Письмо было любезным. Эндрю прибывает в Крэг-Рок, но не знает, сколько пробудет на родине, как и того, когда окажется на ней. Шону он просил ничего не менять в управлении его владениями: до сих пор в его отсутствие она прекрасно справлялась со своими обязанностями. Ей незачем освобождать хозяйские покои в Касл-Роке и перебираться обратно в замок Мак-Гиннисов. Недавно Эндрю вновь женился, и теперь мечтал побывать в доме предков вместе с молодой женой и друзьями. «Если ты следишь за сообщениями из Америки в газетах, тебе должно быть известно, что народ моей матери вступил в переговоры с американским правительством. Поскольку это по меньшей мере осложняет мои планы и я могу отбыть в Шотландию в любой момент, то, надеюсь, мое возвращение не причинит тебе неудобств. Мне, как и любому гостю из Америки, предстоит совершить множество визитов, и я прошу тебя не тревожиться заранее, ожидая моего прибытия. С нетерпением жду возможности увидеться с тобой».
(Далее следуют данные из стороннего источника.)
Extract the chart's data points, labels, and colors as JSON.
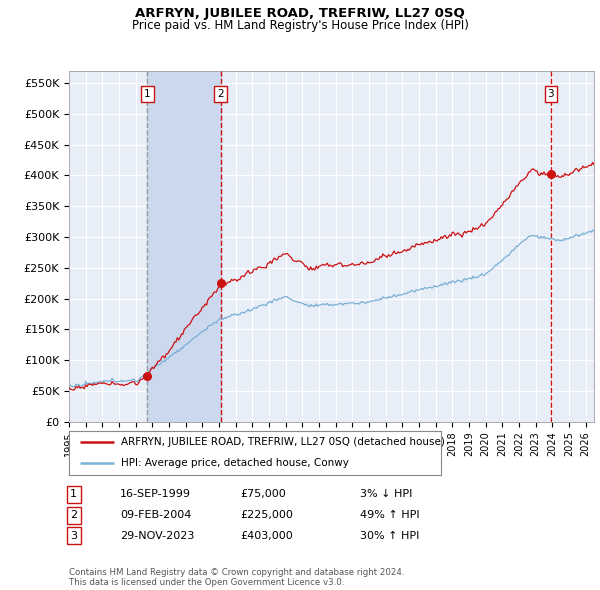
{
  "title": "ARFRYN, JUBILEE ROAD, TREFRIW, LL27 0SQ",
  "subtitle": "Price paid vs. HM Land Registry's House Price Index (HPI)",
  "ylim": [
    0,
    570000
  ],
  "yticks": [
    0,
    50000,
    100000,
    150000,
    200000,
    250000,
    300000,
    350000,
    400000,
    450000,
    500000,
    550000
  ],
  "ytick_labels": [
    "£0",
    "£50K",
    "£100K",
    "£150K",
    "£200K",
    "£250K",
    "£300K",
    "£350K",
    "£400K",
    "£450K",
    "£500K",
    "£550K"
  ],
  "background_color": "#ffffff",
  "plot_bg_color": "#e8eef8",
  "grid_color": "#ffffff",
  "hpi_color": "#7ab0d4",
  "price_color": "#cc1111",
  "vline1_color": "#999999",
  "vline23_color": "#cc1111",
  "shade_color": "#ccd8ee",
  "purchases": [
    {
      "date_num": 1999.71,
      "price": 75000,
      "label": "1"
    },
    {
      "date_num": 2004.1,
      "price": 225000,
      "label": "2"
    },
    {
      "date_num": 2023.91,
      "price": 403000,
      "label": "3"
    }
  ],
  "legend_entries": [
    {
      "label": "ARFRYN, JUBILEE ROAD, TREFRIW, LL27 0SQ (detached house)",
      "color": "#cc1111"
    },
    {
      "label": "HPI: Average price, detached house, Conwy",
      "color": "#7ab0d4"
    }
  ],
  "table_rows": [
    {
      "num": "1",
      "date": "16-SEP-1999",
      "price": "£75,000",
      "hpi": "3% ↓ HPI"
    },
    {
      "num": "2",
      "date": "09-FEB-2004",
      "price": "£225,000",
      "hpi": "49% ↑ HPI"
    },
    {
      "num": "3",
      "date": "29-NOV-2023",
      "price": "£403,000",
      "hpi": "30% ↑ HPI"
    }
  ],
  "footnote": "Contains HM Land Registry data © Crown copyright and database right 2024.\nThis data is licensed under the Open Government Licence v3.0.",
  "xmin": 1995.25,
  "xmax": 2026.5,
  "seed": 12345
}
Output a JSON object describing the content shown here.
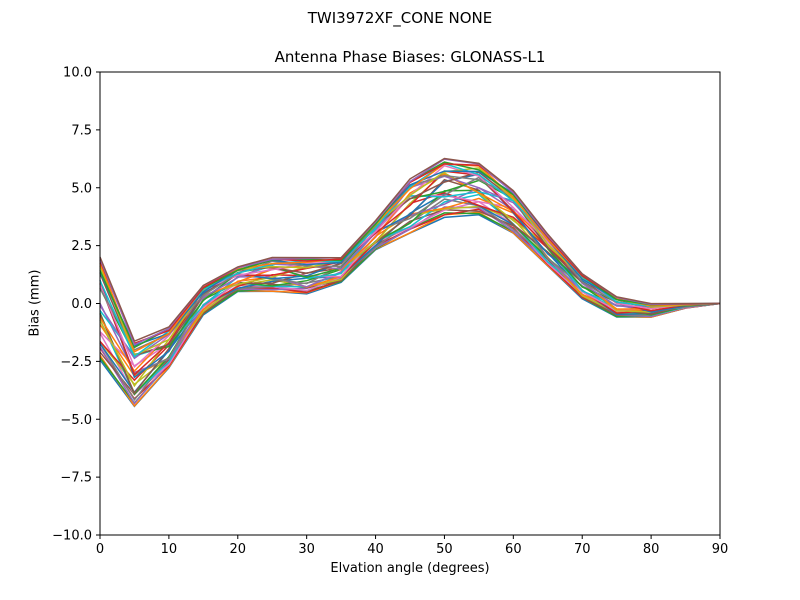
{
  "chart_data": {
    "type": "line",
    "suptitle": "TWI3972XF_CONE  NONE",
    "title": "Antenna Phase Biases: GLONASS-L1",
    "xlabel": "Elvation angle (degrees)",
    "ylabel": "Bias (mm)",
    "xlim": [
      0,
      90
    ],
    "ylim": [
      -10,
      10
    ],
    "xticks": [
      0,
      10,
      20,
      30,
      40,
      50,
      60,
      70,
      80,
      90
    ],
    "yticks": [
      -10.0,
      -7.5,
      -5.0,
      -2.5,
      0.0,
      2.5,
      5.0,
      7.5,
      10.0
    ],
    "ytick_labels": [
      "−10.0",
      "−7.5",
      "−5.0",
      "−2.5",
      "0.0",
      "2.5",
      "5.0",
      "7.5",
      "10.0"
    ],
    "xtick_labels": [
      "0",
      "10",
      "20",
      "30",
      "40",
      "50",
      "60",
      "70",
      "80",
      "90"
    ],
    "grid": false,
    "x": [
      0,
      5,
      10,
      15,
      20,
      25,
      30,
      35,
      40,
      45,
      50,
      55,
      60,
      65,
      70,
      75,
      80,
      85,
      90
    ],
    "series_count": 36,
    "colors": [
      "#1f77b4",
      "#ff7f0e",
      "#2ca02c",
      "#d62728",
      "#9467bd",
      "#8c564b",
      "#e377c2",
      "#7f7f7f",
      "#bcbd22",
      "#17becf"
    ],
    "envelope": {
      "upper": [
        2.1,
        -1.6,
        -1.0,
        0.8,
        1.6,
        2.0,
        2.0,
        2.0,
        3.6,
        5.4,
        6.3,
        6.1,
        4.9,
        3.0,
        1.3,
        0.3,
        0.0,
        0.0,
        0.0
      ],
      "lower": [
        -2.5,
        -4.5,
        -2.8,
        -0.5,
        0.5,
        0.5,
        0.4,
        0.9,
        2.3,
        3.0,
        3.7,
        3.8,
        3.0,
        1.6,
        0.2,
        -0.6,
        -0.6,
        -0.2,
        0.0
      ]
    }
  }
}
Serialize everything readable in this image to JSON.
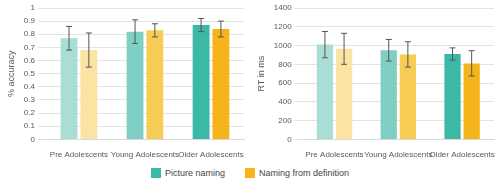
{
  "chart_data": [
    {
      "type": "bar",
      "y_label": "% accuracy",
      "categories": [
        "Pre Adolescents",
        "Young Adolescents",
        "Older Adolescents"
      ],
      "series": [
        {
          "name": "Picture naming",
          "colors": [
            "#a9ddd6",
            "#7fcfc4",
            "#3bb8a6"
          ],
          "values": [
            0.77,
            0.82,
            0.87
          ],
          "errors": [
            0.09,
            0.09,
            0.05
          ]
        },
        {
          "name": "Naming from definition",
          "colors": [
            "#fbe3a3",
            "#f6cc55",
            "#f4b41a"
          ],
          "values": [
            0.68,
            0.83,
            0.84
          ],
          "errors": [
            0.13,
            0.05,
            0.06
          ]
        }
      ],
      "ylim": [
        0,
        1
      ],
      "yticks": [
        0,
        0.1,
        0.2,
        0.3,
        0.4,
        0.5,
        0.6,
        0.7,
        0.8,
        0.9,
        1
      ],
      "grid": true,
      "legend": "bottom"
    },
    {
      "type": "bar",
      "y_label": "RT in ms",
      "categories": [
        "Pre Adolescents",
        "Young Adolescents",
        "Older Adolescents"
      ],
      "series": [
        {
          "name": "Picture naming",
          "colors": [
            "#a9ddd6",
            "#7fcfc4",
            "#3bb8a6"
          ],
          "values": [
            1010,
            950,
            910
          ],
          "errors": [
            140,
            115,
            65
          ]
        },
        {
          "name": "Naming from definition",
          "colors": [
            "#fbe3a3",
            "#f6cc55",
            "#f4b41a"
          ],
          "values": [
            965,
            905,
            810
          ],
          "errors": [
            165,
            135,
            135
          ]
        }
      ],
      "ylim": [
        0,
        1400
      ],
      "yticks": [
        0,
        200,
        400,
        600,
        800,
        1000,
        1200,
        1400
      ],
      "grid": true,
      "legend": "bottom"
    }
  ]
}
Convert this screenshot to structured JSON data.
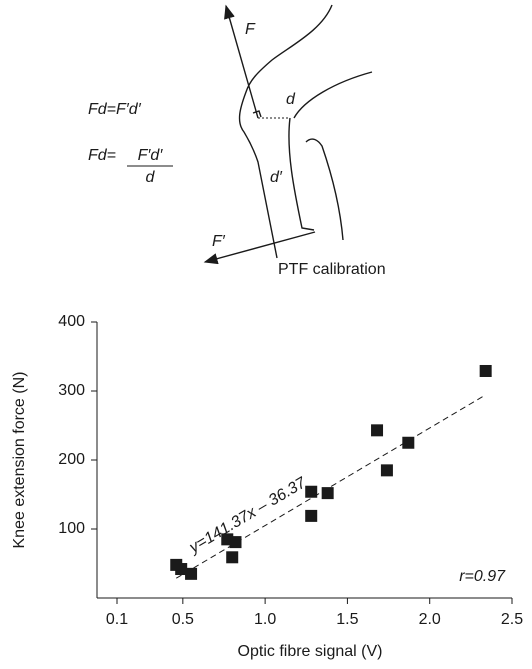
{
  "diagram": {
    "force_label": "F",
    "lever_label": "d",
    "sensor_lever_label": "d′",
    "sensor_force_label": "F′",
    "caption": "PTF calibration",
    "equation_1": "Fd=F′d′",
    "equation_2": {
      "lhs": "Fd=",
      "numerator": "F′d′",
      "denominator": "d"
    }
  },
  "chart_data": {
    "type": "scatter",
    "x_label": "Optic fibre signal (V)",
    "y_label": "Knee extension force (N)",
    "x": [
      0.46,
      0.49,
      0.55,
      0.77,
      0.8,
      0.82,
      1.28,
      1.28,
      1.38,
      1.68,
      1.74,
      1.87,
      2.34
    ],
    "values": [
      48,
      42,
      35,
      85,
      59,
      81,
      119,
      154,
      152,
      243,
      185,
      225,
      329
    ],
    "color": "#1a1a1a",
    "xlim": [
      0.1,
      2.5
    ],
    "xticks": [
      0.1,
      0.5,
      {
        "value": 1,
        "label": "1.0"
      },
      1.5,
      {
        "value": 2,
        "label": "2.0"
      },
      2.5
    ],
    "ylim": [
      0,
      400
    ],
    "yticks": [
      100,
      200,
      300,
      400
    ],
    "fit": {
      "label": "y=141.37x – 36.37",
      "slope": 141.37,
      "intercept": -36.37
    },
    "annotation": "r=0.97"
  }
}
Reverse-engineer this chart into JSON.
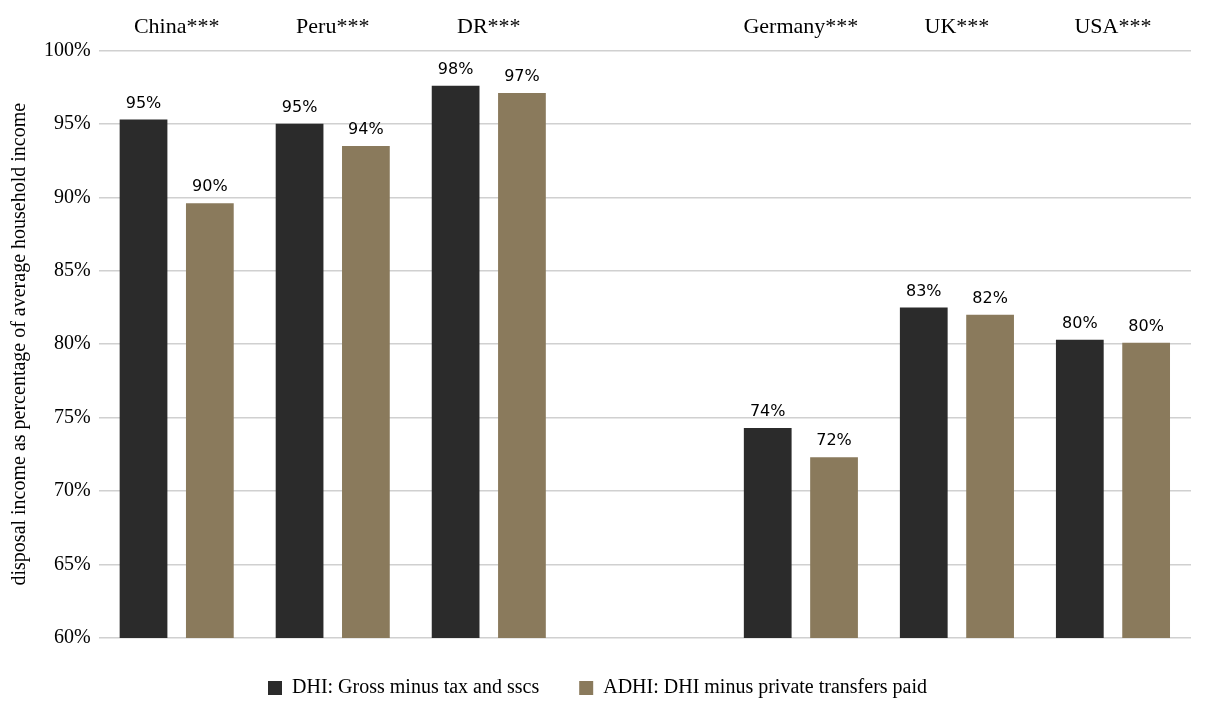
{
  "chart_data": {
    "type": "bar",
    "ylabel": "disposal income as percentage of average household income",
    "categories": [
      "China***",
      "Peru***",
      "DR***",
      null,
      "Germany***",
      "UK***",
      "USA***"
    ],
    "series": [
      {
        "name": "DHI: Gross minus tax and sscs",
        "color": "#2b2b2b",
        "values": [
          95.3,
          95.0,
          97.6,
          null,
          74.3,
          82.5,
          80.3
        ],
        "value_labels": [
          "95%",
          "95%",
          "98%",
          null,
          "74%",
          "83%",
          "80%"
        ]
      },
      {
        "name": "ADHI: DHI minus private transfers paid",
        "color": "#8a7a5c",
        "values": [
          89.6,
          93.5,
          97.1,
          null,
          72.3,
          82.0,
          80.1
        ],
        "value_labels": [
          "90%",
          "94%",
          "97%",
          null,
          "72%",
          "82%",
          "80%"
        ]
      }
    ],
    "ylim": [
      60,
      100
    ],
    "yticks": [
      {
        "value": 60,
        "label": "60%"
      },
      {
        "value": 65,
        "label": "65%"
      },
      {
        "value": 70,
        "label": "70%"
      },
      {
        "value": 75,
        "label": "75%"
      },
      {
        "value": 80,
        "label": "80%"
      },
      {
        "value": 85,
        "label": "85%"
      },
      {
        "value": 90,
        "label": "90%"
      },
      {
        "value": 95,
        "label": "95%"
      },
      {
        "value": 100,
        "label": "100%"
      }
    ],
    "grid": "y",
    "legend": "bottom"
  }
}
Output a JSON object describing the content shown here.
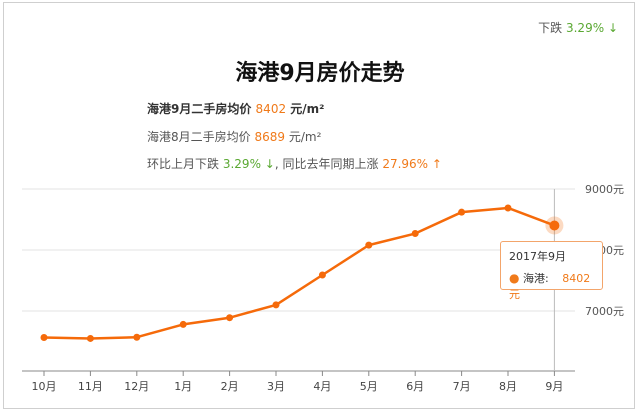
{
  "header": {
    "change_label": "下跌",
    "change_value": "3.29%",
    "change_arrow": "↓"
  },
  "title": "海港9月房价走势",
  "info": {
    "line1_label": "海港9月二手房均价",
    "line1_value": "8402",
    "line1_unit": "元/m²",
    "line2_label": "海港8月二手房均价",
    "line2_value": "8689",
    "line2_unit": "元/m²",
    "line3_prefix": "环比上月下跌",
    "line3_mom": "3.29%",
    "line3_mom_arrow": "↓",
    "line3_mid": ", 同比去年同期上涨",
    "line3_yoy": "27.96%",
    "line3_yoy_arrow": "↑"
  },
  "tooltip": {
    "date": "2017年9月",
    "series": "海港:",
    "value": "8402元"
  },
  "colors": {
    "line": "#f56a0a",
    "up": "#f07a1a",
    "down": "#5aa832",
    "grid": "#e3e3e3"
  },
  "chart_data": {
    "type": "line",
    "categories": [
      "10月",
      "11月",
      "12月",
      "1月",
      "2月",
      "3月",
      "4月",
      "5月",
      "6月",
      "7月",
      "8月",
      "9月"
    ],
    "series": [
      {
        "name": "海港",
        "values": [
          6565,
          6550,
          6570,
          6780,
          6890,
          7100,
          7590,
          8080,
          8270,
          8620,
          8689,
          8402
        ]
      }
    ],
    "y_ticks": [
      "9000元",
      "8000元",
      "7000元"
    ],
    "ylim": [
      6000,
      9000
    ],
    "grid": true,
    "highlight_index": 11
  }
}
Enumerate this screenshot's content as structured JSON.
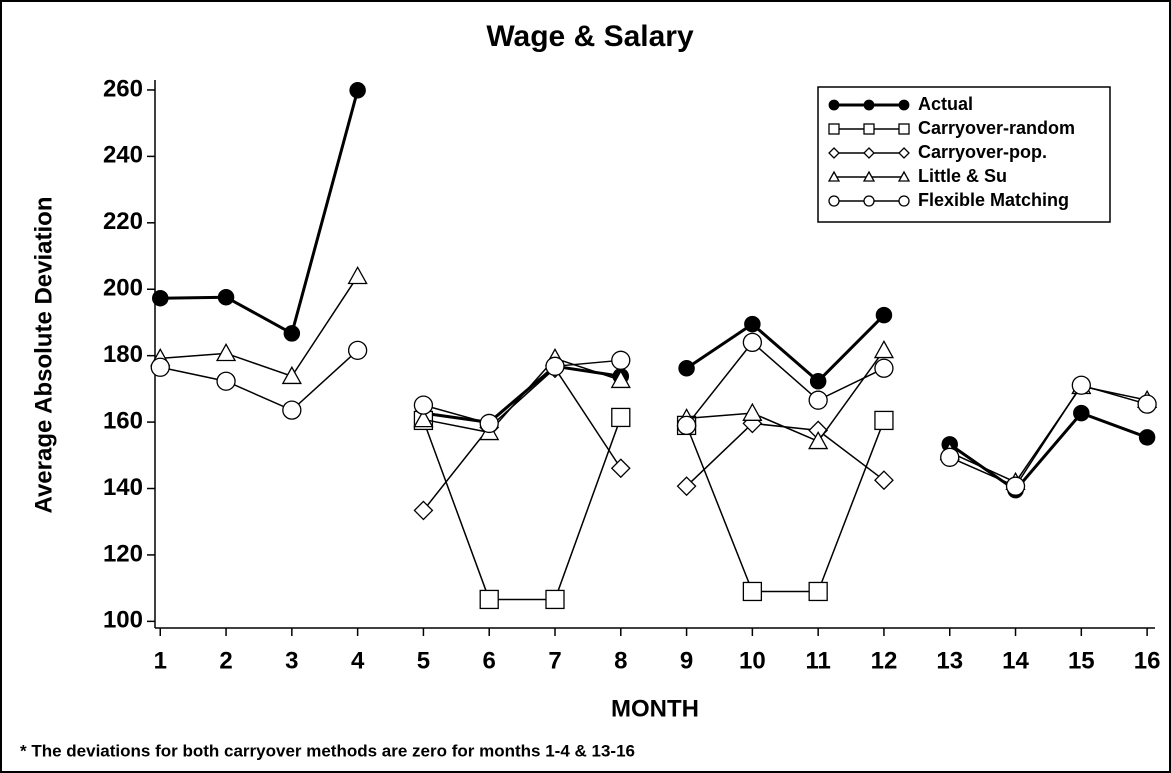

Вспомнив, что первая жена Эндрю, индианка из племени сиу, скончалась от тяжелой болезни пару лет назад, Шона с довольной улыбкой взглянула на Гоуэйна.
— Он снова женился. Как я рада! Терпение Гоуэйна лопнуло.
— Рада? Почему, черт побери? Теперь он наплодит маленьких смуглых дикарей, и они явятся сюда, чтобы обобрать нас!
— Владения Дагласов никогда не принадлежали нам, хотя именно благодаря им мы процветаем.
— Владения Дагласов по праву принадлежат тебе. Эндрю Даглас — а может, следует называть его лорд Ястреб? — и пальцем о палец не ударил, чтобы позаботиться о них. Он американец и наполовину дикарь. Ему следовало остаться там, у родственников матери, среди стрел, луков и бизонов!